In a post on the Marie Curie Alumni Association (MCAA) website “what a shame”, Riccardo Biondi raised the issue of peer reviews for scientific papers. There is a tendency for scientific papers to be published unchecked. This has the result that huge numbers of papers are published, but quality is not guaranteed. And the internet means that these papers are seen far and wide. Addressing this lack of control needs practical solutions to safeguard quality.
Intrigued as to whether Riccardo Biondi and Barry Guihen may have some of the answers, we met up to discuss their views on the tools needed to tackle the problem.
Potential tools to tackle the problems
What, for you, are the main problems with today’s scientific publishing process?
Riccardo Biondi. Publishing today is becoming just a business and a matter of money. Peer-review is not taken into account by some journals. The problem nowadays is that some journals publish papers without taking care of the quality and they are getting paid for this! I have reviewed many papers in the last two years for some open access journals and they were extremely bad. Of course, I didn’t accept them, and I couldn’t believe that other reviewers would accept them. A few weeks later, these papers were published. And this happens when you pay a few hundred euros - your paper is published. The main problem is that now we are all evaluated in terms of figures. When one of your publications is published, you increase your impact. That is probably the main problem.
Barry Guihen. Money is always an issue, be it in having to pay to be published or the cost of subscriptions.
Tool 1: Identification of journals which don’t respect quality
Do you think that it would be helpful for Marie Curie Alumni to have access to a list of journals which don’t pay attention to the quality of papers?
Riccardo Biondi. Absolutely, yes. Marie Curie Fellows are working on high quality research projects all over the world and we should therefore publish only high quality papers.
Barry Guihen. Yes, this would help to know where best to focus attention.
A list of open access journals, provided by Devrim Kilinc is already available here.
A MCAA list of open and non open access journals could be created.
Tool 2: A peer review service
The UK’s Research Information Network has published “Peer review – A guide for researchers”. Do you think that the creation of an MCAA peer review service could be useful for the Community?
Riccardo Biondi. Absolutley yes, for the reasons already mentioned, I think that we could improve the review service. We should focus on high quality journals and not on the low quality list that has been created. This would be very useful. Even reviewing for free can always be interesting to the extent that the reviewer can get new ideas by doing this work. This is the real meaning of peer review. It would also be helpful for all the Marie Curie Alumni.
Barry Guihen. RIN’s document is a useful general guide to the peer review process. However, were the MCAA to produce such a guide, it would be best to focus on issues that MC researchers are likely to face, such as publishing work based across disciplines, or publishing in a field that is outside the researcher’s usual area of focus.

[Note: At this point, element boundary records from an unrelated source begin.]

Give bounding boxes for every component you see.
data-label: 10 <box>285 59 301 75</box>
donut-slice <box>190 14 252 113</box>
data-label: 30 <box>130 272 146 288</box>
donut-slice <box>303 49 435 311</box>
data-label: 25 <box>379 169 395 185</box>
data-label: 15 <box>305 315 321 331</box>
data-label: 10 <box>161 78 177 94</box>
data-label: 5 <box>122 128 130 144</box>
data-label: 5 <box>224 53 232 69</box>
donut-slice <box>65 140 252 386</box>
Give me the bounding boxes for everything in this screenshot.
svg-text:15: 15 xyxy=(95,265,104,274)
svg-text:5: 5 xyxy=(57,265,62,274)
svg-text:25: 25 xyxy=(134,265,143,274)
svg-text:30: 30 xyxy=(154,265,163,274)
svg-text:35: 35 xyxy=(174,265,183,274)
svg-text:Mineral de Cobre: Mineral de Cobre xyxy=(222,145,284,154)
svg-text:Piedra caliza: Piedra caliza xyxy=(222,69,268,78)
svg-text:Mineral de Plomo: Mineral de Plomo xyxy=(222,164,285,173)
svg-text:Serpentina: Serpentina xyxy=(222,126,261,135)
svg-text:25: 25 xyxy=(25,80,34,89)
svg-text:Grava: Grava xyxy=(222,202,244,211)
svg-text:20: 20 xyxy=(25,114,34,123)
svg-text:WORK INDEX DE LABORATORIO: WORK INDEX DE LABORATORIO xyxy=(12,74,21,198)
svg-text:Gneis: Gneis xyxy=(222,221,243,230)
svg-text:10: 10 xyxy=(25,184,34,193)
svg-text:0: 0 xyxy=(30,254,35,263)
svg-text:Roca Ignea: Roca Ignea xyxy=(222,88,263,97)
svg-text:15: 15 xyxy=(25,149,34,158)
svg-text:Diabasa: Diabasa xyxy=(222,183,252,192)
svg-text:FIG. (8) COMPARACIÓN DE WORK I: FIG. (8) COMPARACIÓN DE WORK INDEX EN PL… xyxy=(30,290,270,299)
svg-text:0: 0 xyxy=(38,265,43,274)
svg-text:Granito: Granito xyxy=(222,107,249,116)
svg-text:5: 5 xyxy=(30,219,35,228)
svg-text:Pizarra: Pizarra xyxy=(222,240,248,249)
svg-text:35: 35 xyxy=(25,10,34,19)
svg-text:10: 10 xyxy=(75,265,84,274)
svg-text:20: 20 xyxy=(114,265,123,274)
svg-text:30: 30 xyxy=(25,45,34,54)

A blog or a group “peer-review” service could be created where Alumni could exchange and propose services.
Tool 3: Some guidelines for the attention of journals
A code of conduct and best practice guidelines for journal editors has been created and is available here. Is this code well-known among MCF and journals which publish MCFs’ papers? Do you consider that it would be useful to MCF to promote their own ethics Charter?
Riccardo Biondi. I didn’t know this ethics paper (it’s the first time I’ve seen it) and don’t know if MCFs are aware of it. I am not sure whether another ethics Charter would be useful. This topic might be raised and discussed among MCAs so as to decide if we should promote it. If not, we could suggest our modifications to the existing guidelines.
Barry Guihen. Perhaps a more efficient use of resources is to promote an existing code that is in line with the values of MCF, working with other agencies to agree on a de facto standard.
An interactive page of the website could be created and put at the disposal of the MCF to shape a participatory Charter if the MCAA decides not to promote the existing code of conduct.
Tool 4: the creation of a MCAA Ethics Working Group
The Committee on Publication Ethics (COPE) was created in 1997 and is open to editors and publishers of academic journals and others. Is this Committee well-known among MCFs? Do you think that journals should subscribe to a MCAA Ethics Committee based on the participatory guidelines evoked above?
Riccardo Biondi. If a Committee already exists, the MCAA could contribute to that one without creating something new. There is no interest in duplicating entities. We are all researchers and we should collaborate. The MCAs might collaborate with this Committee if it is efficient. We should create a working group so as to open debates among MCAs, this is a big issue and solutions might be found thanks to dialogue.
Barry Guihen. MCAA is a new organisation, and it should be encouraging journals to consider it. Like the Charter, perhaps it is best for the MCAA to work with preexisting groups, adding their voice to others to create consistent and unified guidelines, for the benefit of all researchers and journals.